Gabriella set up a workspace with candles and a small brazier so she could invoke her wardings using mixtures and tinctures from plants to ward away evil and offer protection. MissEppie circled the lighthouse, burying small bags of goofer dust and graveyard dirt around the base. She added more invisible symbols to the inscriptions on the tower and made another circle burning a bundle of sage as she chanted.
Simon’s earpiece kept him in touch with the rest of the witchy crews and the people gathered at the shop. One by one, the teams at the lighthouses reported in, ready to begin their incantations.
“Everyone’s here,” Pete told him, “including your Skeleton Crew and a couple of people who said they’re descendants of the lighthouse keepers.

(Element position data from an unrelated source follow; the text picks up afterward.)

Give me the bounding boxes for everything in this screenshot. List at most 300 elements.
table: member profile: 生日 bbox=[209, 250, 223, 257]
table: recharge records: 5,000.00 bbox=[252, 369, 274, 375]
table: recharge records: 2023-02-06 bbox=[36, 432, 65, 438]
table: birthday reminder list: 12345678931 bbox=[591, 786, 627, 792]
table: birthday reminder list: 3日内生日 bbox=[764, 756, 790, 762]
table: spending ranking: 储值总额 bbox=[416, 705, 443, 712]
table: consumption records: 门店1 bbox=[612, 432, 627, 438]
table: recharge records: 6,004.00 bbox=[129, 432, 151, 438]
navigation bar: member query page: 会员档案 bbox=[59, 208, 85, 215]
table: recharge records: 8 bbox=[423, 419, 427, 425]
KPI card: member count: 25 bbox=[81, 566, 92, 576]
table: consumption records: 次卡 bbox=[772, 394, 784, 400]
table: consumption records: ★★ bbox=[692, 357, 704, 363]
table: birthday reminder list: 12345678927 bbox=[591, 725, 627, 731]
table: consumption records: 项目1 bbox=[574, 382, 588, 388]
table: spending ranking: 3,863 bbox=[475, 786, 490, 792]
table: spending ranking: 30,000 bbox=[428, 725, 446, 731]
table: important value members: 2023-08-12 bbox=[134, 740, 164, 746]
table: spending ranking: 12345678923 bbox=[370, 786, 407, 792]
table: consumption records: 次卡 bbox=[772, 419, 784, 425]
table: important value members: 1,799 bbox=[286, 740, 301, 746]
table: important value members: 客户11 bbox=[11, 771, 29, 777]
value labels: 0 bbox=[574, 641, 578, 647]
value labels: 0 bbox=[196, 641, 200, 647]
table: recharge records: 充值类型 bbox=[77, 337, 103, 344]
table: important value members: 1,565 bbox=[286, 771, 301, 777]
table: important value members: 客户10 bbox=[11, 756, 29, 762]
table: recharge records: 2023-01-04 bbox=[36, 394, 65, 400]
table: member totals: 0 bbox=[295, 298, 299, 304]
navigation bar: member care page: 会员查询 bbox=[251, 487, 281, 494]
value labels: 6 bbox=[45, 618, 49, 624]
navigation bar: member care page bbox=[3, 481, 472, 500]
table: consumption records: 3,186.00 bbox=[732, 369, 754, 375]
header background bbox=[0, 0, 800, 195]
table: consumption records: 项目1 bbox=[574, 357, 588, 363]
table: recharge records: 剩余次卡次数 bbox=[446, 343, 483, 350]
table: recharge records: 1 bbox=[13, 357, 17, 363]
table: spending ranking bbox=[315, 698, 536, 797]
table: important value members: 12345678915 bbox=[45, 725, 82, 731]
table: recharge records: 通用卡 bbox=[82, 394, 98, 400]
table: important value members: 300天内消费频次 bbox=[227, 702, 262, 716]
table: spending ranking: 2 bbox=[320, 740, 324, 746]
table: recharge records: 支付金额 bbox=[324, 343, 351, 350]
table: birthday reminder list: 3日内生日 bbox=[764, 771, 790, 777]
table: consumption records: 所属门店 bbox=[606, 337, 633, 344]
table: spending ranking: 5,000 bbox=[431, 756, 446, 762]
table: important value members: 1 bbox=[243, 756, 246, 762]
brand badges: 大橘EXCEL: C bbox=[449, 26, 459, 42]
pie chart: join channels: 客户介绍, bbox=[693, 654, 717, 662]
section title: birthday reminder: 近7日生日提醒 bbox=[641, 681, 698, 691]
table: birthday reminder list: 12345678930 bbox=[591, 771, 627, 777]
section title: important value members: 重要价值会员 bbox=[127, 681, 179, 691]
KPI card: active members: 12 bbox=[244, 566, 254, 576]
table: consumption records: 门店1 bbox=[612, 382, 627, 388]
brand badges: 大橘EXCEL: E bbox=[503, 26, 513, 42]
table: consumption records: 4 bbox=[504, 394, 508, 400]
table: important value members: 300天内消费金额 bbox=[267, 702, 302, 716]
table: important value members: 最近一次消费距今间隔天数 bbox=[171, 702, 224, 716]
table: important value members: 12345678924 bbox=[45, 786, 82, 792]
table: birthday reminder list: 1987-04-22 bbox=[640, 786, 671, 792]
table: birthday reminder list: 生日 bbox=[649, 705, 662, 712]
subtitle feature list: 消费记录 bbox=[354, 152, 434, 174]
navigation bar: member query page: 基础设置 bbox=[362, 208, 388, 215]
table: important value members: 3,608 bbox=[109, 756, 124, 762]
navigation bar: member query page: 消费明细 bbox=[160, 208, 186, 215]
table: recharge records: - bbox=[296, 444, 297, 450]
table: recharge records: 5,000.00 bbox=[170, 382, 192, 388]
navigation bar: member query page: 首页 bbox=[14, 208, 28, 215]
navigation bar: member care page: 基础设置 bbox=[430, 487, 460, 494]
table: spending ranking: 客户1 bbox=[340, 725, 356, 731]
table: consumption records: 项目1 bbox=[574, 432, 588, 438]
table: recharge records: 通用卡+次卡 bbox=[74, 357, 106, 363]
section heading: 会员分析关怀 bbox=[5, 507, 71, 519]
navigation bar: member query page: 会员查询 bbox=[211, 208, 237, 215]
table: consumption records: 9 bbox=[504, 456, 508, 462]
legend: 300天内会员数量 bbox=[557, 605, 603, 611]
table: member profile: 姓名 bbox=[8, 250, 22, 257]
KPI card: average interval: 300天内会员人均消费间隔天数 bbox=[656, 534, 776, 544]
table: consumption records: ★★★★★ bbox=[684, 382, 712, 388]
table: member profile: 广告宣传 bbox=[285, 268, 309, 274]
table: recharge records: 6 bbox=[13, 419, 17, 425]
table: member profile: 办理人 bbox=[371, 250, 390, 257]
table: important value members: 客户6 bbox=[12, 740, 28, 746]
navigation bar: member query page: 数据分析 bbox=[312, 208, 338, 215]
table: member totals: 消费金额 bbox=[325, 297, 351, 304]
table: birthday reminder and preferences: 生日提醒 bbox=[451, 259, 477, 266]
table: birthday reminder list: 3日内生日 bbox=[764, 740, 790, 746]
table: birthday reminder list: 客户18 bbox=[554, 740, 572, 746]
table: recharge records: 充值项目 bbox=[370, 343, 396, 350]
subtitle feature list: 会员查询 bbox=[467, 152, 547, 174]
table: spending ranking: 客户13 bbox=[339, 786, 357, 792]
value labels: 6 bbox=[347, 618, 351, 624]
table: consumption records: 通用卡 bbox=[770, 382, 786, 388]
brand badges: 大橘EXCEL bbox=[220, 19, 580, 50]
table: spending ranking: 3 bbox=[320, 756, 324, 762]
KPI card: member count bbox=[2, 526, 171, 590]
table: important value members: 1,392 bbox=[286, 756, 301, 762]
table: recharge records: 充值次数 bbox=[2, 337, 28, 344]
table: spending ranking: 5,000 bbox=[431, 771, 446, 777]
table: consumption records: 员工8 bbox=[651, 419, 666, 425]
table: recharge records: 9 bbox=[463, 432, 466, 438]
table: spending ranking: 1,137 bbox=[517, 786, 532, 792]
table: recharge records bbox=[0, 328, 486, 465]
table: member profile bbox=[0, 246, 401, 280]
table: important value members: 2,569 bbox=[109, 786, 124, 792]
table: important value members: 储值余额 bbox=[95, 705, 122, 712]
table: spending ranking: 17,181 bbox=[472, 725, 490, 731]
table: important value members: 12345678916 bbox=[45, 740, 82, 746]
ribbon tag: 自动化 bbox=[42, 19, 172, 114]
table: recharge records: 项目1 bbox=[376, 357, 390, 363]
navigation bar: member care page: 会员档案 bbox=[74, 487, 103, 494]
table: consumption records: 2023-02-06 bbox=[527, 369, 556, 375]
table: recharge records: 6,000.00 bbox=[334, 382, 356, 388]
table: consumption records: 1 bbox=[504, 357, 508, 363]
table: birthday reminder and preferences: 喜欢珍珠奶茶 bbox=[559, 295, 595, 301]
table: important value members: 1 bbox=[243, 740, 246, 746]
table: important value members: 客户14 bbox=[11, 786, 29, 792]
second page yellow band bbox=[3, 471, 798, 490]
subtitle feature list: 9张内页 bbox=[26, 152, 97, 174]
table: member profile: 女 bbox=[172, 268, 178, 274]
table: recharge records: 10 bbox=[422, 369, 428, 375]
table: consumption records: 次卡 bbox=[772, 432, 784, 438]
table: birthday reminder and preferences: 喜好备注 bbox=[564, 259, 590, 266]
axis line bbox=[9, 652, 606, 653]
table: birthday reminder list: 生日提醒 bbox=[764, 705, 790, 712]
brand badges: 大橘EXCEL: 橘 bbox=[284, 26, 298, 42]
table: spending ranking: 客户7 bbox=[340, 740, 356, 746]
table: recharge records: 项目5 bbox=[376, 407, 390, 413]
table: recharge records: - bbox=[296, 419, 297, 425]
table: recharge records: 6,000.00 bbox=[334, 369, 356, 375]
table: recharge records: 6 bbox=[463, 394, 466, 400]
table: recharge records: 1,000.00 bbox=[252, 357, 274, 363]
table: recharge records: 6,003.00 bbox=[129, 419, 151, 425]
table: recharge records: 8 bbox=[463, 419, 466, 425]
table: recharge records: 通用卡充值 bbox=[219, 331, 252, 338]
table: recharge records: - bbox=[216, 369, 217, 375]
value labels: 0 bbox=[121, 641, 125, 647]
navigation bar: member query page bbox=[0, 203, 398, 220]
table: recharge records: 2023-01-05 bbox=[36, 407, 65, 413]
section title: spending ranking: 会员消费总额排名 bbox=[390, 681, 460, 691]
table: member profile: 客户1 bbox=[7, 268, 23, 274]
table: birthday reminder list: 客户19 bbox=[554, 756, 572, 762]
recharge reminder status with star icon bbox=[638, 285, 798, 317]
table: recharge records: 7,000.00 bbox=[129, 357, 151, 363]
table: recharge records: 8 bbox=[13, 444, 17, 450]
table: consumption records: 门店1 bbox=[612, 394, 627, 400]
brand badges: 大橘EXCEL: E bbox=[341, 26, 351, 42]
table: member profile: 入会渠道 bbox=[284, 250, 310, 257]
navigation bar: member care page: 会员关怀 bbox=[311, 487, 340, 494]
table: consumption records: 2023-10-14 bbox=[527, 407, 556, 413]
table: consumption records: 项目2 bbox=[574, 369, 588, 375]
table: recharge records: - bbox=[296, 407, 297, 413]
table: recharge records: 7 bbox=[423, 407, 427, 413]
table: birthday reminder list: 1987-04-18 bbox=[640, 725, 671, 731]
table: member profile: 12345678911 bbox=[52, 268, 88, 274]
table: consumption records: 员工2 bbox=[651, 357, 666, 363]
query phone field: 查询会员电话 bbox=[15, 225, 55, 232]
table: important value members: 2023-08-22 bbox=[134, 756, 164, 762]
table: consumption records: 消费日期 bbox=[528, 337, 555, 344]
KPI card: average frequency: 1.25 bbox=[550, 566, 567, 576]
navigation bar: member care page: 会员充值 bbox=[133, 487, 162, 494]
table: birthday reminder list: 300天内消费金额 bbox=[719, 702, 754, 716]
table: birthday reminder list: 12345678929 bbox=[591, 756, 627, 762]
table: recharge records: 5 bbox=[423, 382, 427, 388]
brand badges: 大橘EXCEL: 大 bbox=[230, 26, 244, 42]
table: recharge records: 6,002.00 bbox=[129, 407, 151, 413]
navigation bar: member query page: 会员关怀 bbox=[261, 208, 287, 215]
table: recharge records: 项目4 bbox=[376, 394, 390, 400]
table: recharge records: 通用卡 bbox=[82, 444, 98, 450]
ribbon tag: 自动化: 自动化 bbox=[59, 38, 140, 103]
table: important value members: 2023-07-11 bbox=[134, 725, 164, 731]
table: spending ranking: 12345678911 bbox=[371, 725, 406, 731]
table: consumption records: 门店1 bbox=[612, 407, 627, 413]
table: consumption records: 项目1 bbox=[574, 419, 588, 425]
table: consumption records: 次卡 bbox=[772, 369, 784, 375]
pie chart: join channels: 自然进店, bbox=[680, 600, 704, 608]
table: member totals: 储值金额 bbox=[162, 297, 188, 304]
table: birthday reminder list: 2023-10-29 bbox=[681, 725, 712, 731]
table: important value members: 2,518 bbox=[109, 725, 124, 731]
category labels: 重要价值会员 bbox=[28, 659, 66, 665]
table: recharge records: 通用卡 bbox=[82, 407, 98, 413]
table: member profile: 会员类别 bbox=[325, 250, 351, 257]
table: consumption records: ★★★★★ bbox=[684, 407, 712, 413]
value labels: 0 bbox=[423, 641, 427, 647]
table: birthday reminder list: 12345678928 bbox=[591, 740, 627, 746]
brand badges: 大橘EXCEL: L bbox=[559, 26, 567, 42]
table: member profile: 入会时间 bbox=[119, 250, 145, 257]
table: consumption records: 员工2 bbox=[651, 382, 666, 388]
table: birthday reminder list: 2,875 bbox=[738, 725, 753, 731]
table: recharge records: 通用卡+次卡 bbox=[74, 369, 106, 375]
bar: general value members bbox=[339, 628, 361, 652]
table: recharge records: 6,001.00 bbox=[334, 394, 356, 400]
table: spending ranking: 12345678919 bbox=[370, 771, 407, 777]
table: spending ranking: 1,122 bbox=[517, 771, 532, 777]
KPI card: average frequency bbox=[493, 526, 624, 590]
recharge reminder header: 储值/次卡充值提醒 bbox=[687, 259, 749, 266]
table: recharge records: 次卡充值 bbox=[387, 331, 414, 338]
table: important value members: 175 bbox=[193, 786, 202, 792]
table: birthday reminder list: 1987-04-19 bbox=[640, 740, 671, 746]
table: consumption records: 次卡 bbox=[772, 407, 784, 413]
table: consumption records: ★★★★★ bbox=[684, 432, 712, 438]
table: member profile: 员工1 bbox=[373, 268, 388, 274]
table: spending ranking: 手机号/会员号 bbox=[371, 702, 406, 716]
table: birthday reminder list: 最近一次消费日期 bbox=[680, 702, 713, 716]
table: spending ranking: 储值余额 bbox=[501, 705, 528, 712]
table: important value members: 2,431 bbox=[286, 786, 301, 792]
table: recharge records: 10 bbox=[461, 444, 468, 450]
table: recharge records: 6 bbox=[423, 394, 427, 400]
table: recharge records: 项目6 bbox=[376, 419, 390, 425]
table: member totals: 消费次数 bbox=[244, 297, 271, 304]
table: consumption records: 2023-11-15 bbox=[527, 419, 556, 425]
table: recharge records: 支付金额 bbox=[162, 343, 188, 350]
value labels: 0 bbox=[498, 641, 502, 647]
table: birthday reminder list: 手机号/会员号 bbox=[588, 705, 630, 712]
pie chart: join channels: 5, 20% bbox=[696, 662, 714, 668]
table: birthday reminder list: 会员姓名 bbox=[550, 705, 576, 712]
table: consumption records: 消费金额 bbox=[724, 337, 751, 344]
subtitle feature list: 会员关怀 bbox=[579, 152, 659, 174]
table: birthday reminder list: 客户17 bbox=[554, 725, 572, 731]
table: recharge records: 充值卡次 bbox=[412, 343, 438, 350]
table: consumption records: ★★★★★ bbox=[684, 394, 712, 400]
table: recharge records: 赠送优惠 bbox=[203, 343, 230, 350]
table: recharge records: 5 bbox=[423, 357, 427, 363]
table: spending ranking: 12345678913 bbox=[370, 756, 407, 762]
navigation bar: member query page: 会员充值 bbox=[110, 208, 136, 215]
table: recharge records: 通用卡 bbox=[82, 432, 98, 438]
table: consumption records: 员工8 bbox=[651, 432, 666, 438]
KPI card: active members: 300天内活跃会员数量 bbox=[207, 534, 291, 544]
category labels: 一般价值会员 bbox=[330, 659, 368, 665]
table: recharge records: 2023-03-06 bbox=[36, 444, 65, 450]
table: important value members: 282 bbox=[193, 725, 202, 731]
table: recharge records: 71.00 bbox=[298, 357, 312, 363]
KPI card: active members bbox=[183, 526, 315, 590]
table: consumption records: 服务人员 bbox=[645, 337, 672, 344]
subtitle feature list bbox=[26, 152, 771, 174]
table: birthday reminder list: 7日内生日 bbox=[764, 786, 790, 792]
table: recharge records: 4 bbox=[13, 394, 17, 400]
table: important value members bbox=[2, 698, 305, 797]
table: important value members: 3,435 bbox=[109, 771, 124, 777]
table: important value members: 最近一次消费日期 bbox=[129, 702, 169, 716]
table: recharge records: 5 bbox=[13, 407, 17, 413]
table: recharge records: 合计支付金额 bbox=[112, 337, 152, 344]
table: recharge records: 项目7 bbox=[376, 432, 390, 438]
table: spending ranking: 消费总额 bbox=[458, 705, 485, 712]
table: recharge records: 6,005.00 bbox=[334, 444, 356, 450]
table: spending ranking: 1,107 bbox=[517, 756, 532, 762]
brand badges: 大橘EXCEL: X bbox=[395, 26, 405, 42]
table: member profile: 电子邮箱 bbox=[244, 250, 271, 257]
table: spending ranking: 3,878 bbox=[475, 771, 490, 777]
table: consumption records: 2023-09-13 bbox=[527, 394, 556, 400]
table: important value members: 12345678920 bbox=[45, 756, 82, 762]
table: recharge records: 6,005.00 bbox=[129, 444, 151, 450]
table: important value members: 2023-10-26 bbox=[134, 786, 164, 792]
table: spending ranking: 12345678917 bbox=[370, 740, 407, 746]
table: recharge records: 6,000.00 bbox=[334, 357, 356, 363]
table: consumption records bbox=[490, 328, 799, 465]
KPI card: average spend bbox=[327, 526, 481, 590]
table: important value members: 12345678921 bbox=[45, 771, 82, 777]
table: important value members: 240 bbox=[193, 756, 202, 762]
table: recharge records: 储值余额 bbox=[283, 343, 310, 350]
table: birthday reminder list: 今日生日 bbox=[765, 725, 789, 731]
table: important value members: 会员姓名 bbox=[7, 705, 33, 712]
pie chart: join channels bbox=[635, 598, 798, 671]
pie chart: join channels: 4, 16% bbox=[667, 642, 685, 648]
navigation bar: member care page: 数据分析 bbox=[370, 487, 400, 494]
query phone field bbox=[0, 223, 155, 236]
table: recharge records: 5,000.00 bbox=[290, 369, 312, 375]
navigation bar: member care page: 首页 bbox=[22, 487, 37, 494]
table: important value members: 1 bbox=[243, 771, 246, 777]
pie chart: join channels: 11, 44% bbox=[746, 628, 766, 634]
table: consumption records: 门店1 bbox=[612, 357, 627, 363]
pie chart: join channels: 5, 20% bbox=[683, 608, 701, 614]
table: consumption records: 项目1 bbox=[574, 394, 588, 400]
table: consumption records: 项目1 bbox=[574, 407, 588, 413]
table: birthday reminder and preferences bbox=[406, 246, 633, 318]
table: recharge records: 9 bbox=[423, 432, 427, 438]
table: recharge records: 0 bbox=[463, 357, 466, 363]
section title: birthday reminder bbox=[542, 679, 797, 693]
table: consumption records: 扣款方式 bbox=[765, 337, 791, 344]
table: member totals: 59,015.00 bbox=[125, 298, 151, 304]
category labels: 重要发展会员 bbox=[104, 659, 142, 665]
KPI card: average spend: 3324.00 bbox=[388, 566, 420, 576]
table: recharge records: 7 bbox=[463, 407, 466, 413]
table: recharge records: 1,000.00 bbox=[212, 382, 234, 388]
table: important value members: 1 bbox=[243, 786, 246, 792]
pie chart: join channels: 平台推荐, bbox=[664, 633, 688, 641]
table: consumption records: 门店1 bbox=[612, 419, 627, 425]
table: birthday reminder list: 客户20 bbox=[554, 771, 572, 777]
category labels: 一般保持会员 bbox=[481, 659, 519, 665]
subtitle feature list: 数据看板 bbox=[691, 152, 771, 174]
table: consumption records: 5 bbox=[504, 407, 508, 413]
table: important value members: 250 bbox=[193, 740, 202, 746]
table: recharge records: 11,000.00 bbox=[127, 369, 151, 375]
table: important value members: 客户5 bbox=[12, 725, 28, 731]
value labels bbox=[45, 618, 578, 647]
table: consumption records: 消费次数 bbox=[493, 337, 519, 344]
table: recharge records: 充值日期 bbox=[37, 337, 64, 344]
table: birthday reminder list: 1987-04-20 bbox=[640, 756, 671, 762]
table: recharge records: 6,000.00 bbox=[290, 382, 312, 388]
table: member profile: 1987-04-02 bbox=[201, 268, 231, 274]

We’re packed to the gills, and the power is off the charts. I mean,Ican feel it and I don’t have the ability. It’s practically making my hair stand on end.”
“Did the coven show?”
“Yeah. They’re getting along great with everyone. Don’t get me wrong—everybody is taking the protective piece seriously. They’ve all set out their cards, charms, dice, or whatever they use, and they’ll be ready to go right on time. It’s like the most off-the-chain Halloween party ever,” Pete added. “I hope you don’t mind, but I ordered sub sandwich platters, sodas, and cookies since you always need to eat after you do a big effort.”